I generally don’t bake the large boules since there are only two of us rather I prefer to divide a larger recipe and make more loaves so I can share them. At any rate, I wanted to try the large boule and it was quite an impressive loaf. (It reminded me of a fully expanded Jiffy Pop for those of you that can relate to that visual.)
It is renowned in Italy for its great keeping quality, staying fresh up to 7 days. Unfortunately, ours was not entirely eaten, I hate to admit, but it did allow me to see just how long it stays moist and fresh as is its reputation. Nearly 10 days after baking it I was shocked to see that the bread still appeared very moist and had no signs of mold having been kept at room temperature in a KAF bread bag.
The recipe uses a biga naturale which Leader calls “Italian sourdough” and also uses a very small amount of commercial yeast. I’m not sure why the instant yeast is there but that is the recipe. I do not add commercial yeast to my sourdoughs but I wanted to bake it the first time following the recipe. I would really like to try it again without the addition of the instant yeast to see what happens.

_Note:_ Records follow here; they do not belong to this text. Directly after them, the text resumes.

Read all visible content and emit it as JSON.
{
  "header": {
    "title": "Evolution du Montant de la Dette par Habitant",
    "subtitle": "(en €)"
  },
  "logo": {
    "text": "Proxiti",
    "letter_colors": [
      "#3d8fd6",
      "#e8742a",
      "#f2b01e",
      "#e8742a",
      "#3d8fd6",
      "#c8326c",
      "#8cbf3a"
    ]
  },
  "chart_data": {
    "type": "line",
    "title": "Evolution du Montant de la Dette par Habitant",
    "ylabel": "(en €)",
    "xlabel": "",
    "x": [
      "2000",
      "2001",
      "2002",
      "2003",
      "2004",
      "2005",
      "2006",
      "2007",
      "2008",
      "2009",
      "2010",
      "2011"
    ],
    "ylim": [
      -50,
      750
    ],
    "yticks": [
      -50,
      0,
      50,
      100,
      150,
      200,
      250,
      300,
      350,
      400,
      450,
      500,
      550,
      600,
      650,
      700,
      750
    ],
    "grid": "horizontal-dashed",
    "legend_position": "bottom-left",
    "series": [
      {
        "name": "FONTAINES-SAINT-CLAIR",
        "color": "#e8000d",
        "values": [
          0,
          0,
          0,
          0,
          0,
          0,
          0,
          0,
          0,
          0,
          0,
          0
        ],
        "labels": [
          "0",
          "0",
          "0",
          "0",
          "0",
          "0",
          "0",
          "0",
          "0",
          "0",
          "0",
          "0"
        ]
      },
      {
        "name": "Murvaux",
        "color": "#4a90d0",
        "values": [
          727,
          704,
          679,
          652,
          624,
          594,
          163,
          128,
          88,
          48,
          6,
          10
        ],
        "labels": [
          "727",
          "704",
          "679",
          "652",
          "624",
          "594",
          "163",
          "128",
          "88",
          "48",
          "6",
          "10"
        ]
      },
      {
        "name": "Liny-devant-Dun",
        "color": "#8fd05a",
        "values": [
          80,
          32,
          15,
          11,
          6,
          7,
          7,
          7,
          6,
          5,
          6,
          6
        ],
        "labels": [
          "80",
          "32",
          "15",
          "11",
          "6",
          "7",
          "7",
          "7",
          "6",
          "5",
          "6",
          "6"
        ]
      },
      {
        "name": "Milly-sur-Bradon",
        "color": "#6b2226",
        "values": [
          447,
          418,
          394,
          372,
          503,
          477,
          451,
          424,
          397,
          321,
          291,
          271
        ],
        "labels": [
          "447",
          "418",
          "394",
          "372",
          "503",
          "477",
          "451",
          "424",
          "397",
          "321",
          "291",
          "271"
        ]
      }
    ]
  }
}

The flour in the recipe, except for the sourdough, is all high gluten for which I used Sir Lancelot high gluten flour. The bran sprinkled on the top makes a really beautiful loaf although it is very messy to cut but very well worth it. I would like to incorporate that in other loaves for the beautiful texture it creates.
The crumb had a beautiful color and texture.
The Genzano Country Bread was a lot of fun to bake, wonderful tasting and seems an easy recipe for a great boule. I hope you give it a try.